Что до автора, то ведь все же просто: что-то пишешь — какой-то
один, на работу ходишь — другой, с людьми живешь — еще какой-то,
в зависимости от того, с кем. Авторы, которые со своим письмом
совпадают, это как в зоопарке. А про то, как я людей ощущаю, я,
кажется, даже текст написал. Не так, что именно про это, «Мозгва»
называется, большой. Но восприятие, это же малая часть письма.
— Ты споткнулся о слово «карта». Намедни перечитывал «Серо-Белую
книгу», которую считаю главным твоим текстом, именно потому что
в ней ты пытаешься объяснить логику и причинно-следственные связи
внутри своих отвлечённых и ассоциативных текстов. Она, как мне
показалось, построена по принципу карты или путеводителя по тому,
как ты устроен. Или ты её, всех этих «муто», «анды» и прочие термины
от балды писал, в духе энциклопедии китайского императора, вдохновившей
Фуко на «Слова и вещи»? Кстати, почему она именно таких цветов?
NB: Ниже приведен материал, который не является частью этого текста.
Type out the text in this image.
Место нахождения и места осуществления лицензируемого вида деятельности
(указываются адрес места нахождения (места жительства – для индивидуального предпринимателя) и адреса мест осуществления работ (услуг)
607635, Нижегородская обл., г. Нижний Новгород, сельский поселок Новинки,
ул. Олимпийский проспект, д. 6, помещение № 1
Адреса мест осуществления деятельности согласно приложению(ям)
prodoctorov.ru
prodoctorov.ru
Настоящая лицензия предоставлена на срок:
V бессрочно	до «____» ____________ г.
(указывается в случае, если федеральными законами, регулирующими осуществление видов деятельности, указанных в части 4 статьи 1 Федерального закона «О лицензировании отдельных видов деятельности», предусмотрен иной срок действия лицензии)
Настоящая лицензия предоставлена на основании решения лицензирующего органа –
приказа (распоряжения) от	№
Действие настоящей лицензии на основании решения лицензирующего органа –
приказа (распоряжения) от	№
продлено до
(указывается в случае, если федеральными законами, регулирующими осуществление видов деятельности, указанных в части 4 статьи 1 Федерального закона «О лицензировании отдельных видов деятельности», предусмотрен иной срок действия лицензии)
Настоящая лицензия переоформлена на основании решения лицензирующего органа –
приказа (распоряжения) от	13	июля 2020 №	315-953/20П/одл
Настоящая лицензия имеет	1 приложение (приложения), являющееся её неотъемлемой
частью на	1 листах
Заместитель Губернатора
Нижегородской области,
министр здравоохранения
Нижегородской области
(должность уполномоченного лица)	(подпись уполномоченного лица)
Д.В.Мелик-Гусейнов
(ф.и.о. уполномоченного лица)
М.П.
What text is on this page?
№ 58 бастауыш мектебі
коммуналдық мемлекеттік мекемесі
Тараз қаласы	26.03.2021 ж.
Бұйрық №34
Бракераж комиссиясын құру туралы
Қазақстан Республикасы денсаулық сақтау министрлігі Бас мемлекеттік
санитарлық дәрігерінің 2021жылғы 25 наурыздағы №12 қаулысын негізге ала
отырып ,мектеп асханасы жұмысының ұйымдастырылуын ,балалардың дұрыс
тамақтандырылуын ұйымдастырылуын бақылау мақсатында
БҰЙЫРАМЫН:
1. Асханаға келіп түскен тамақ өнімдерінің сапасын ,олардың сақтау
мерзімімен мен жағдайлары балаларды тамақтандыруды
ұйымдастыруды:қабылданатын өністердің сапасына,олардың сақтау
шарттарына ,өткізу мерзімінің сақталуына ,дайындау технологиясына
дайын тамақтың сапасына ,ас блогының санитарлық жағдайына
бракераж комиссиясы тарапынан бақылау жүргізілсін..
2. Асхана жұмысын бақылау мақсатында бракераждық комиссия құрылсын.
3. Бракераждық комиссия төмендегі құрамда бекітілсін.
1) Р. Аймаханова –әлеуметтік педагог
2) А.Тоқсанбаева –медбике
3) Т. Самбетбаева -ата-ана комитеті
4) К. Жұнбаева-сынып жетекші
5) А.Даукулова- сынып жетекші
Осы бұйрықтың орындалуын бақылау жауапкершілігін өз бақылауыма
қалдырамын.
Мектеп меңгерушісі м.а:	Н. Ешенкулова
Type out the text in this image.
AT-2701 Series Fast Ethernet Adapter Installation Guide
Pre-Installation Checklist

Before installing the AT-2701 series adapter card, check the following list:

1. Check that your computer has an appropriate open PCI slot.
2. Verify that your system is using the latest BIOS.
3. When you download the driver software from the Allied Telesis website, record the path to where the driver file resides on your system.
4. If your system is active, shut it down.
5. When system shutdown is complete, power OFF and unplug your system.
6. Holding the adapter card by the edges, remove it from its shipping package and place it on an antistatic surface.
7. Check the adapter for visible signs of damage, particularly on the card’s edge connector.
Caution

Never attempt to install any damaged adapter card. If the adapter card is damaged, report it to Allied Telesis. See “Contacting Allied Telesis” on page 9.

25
— Серо-белая, она же... ну, не пародия, но развлечение в известном
жанре — есть же «Оранжевая книга», Раджниша. А в то время я весьма
много жил в СПб, так что — серо-белая, конечно. Какой ей там еще
быть: город цвета застывшей водки, или окаменевшей, не помню точно.
Так что это ровно не карта: там понятия никакой карты не образуют,
напротив — то, что все эти слова оказываются способными вместе
как-то держать по крайней мере текст, и предъявляет, что карты
не нужны, плохи. Более того, ну какие карты впишут в себя эти
«термины»? Это просто цыганские слова, кэлдэрарский диалект, каждое
из них означает примерно то, что оно описывает в книжке. Конечно,
это не самоописание. Если — ну уж для какой-то точности — то «самоописывался»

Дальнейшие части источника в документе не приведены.